后山的小路崎岖,潺潺的溪水从沟壑的几块大石头下流过,不断冲刷着石头基底,本就放置得不稳的石头轻轻颤动一下。
越兰溪大概目测一下距离,提起裙角伸伸腿,助跑一下能跨过去。今日穿的襦裙限制了她的发挥。
一只修长的手向上摊开横在她左手腕上,往上看,身着雪白缎面儒衫逆着光,脊背挺直,身子如松,与他温润清雅的气质相得益彰,更添几分文人雅士的风骨。
她避开一点点:“......我能跨过去。”
他会伤心吗?她小心翼翼地抬眼看他。
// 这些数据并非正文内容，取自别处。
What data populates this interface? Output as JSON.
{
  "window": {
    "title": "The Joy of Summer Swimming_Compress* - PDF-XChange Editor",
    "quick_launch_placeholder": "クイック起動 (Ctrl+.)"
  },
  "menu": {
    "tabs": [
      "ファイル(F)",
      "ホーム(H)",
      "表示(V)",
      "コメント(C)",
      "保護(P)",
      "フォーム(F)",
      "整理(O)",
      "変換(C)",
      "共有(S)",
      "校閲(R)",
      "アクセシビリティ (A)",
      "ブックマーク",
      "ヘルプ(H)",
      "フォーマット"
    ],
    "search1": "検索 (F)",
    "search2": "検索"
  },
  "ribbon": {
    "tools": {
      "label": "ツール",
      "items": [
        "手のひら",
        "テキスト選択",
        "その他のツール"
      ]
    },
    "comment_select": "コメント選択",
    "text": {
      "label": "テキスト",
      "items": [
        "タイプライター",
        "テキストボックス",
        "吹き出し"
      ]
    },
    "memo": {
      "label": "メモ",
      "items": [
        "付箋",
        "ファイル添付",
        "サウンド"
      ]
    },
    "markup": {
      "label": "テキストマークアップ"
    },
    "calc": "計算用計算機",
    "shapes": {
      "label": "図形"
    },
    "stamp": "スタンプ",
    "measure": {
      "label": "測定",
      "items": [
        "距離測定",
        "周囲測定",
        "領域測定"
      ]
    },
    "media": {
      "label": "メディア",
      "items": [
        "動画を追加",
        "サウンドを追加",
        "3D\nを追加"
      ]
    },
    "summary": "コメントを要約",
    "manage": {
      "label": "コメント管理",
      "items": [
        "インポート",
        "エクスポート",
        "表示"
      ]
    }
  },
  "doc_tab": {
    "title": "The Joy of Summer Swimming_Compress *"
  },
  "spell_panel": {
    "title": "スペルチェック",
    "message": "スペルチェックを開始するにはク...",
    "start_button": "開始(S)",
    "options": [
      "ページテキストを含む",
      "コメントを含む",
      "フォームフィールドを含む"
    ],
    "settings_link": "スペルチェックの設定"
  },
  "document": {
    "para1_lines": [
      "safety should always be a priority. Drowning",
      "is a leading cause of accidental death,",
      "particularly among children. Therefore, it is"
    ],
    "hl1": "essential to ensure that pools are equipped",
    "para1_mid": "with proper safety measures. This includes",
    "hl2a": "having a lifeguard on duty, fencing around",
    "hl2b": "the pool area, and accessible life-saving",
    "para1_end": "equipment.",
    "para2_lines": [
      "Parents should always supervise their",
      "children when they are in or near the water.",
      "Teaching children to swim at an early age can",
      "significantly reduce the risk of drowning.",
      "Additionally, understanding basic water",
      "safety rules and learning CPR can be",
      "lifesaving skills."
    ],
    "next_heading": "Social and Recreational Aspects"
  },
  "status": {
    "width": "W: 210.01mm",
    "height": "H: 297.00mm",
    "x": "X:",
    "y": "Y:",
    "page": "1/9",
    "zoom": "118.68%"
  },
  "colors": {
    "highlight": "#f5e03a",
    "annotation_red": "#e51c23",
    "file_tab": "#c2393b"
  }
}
哪知道他眉眼一弯,说话带着一点被宠溺的有恃无恐:“但是,我过不去啊,兰溪。”
柳棹歌垂着眸,长长的睫羽投下浅淡的阴影,再抬眼时,眸子里全是委屈,嘴唇都抿成楚楚可怜的弧度,仿佛受了天大的委屈。
越兰溪揉揉有点麻痒的耳朵,瞪他一眼,他怎么老是叫她的名字都要拉长!
“不要喊我名字。”她佯装愠怒,别过脸去。
“那...夫人可否扶我一下到那头去?”他早就想这样叫兰溪了,话本中恩爱的夫妻总是“夫君、夫人”的互相喊着,像亲昵密语。
混着笑意的称呼让越兰溪心尖一颤,天爷爷,这是要她命啊。
她伸手捂住他嘴,耳根发红,像做贼一样左右看,然后低声警告:“你,你不要这样叫我!”
像只纸老虎。柳棹歌眨着无辜的眼睛,任由她的手贴在他嘴上,直到她猛然反应过来,收手背在身后,微微握紧还能感受到他鼻息的温热以及有点潮感。
柳棹歌低眉慌了,却明知故问:“我和兰溪早已结为夫妻,为何不能叫夫人?”
“你,算了,爱叫什么叫什么。”越兰溪一时间失语,说话有些吞吐,她要如何与他说她们之间的关系不作数。
成功被人搀扶过小溪的柳棹歌站定,有模有样地理了理衣袖,余光一直注意着始终跟在身后的人。从上山开始,他们就多了一个尾巴,他倒是很好奇是对他感兴趣还是对兰溪感兴趣。对他感兴趣那倒没什么事,大不了就是让他痛快点死;要是是对兰溪有什么心思,那就别怪他心狠,让他求生不能求死不得。
一震怒吼,让柳棹歌微微瞥眉。
“我又招惹你啦?”一转头,蒋小乙趴在花丛中,发间带着两根草,指着越兰溪的背影骂。
他好端端地在花丛前摘花,猝不及防被她踹了一屁股栽在草丛中,真的是无妄之灾,白费他辛辛苦苦等她俩。
方洄憋笑帮他整理头发:“没事没事,兰溪可能是累了,走路不稳,这才劲有些大。”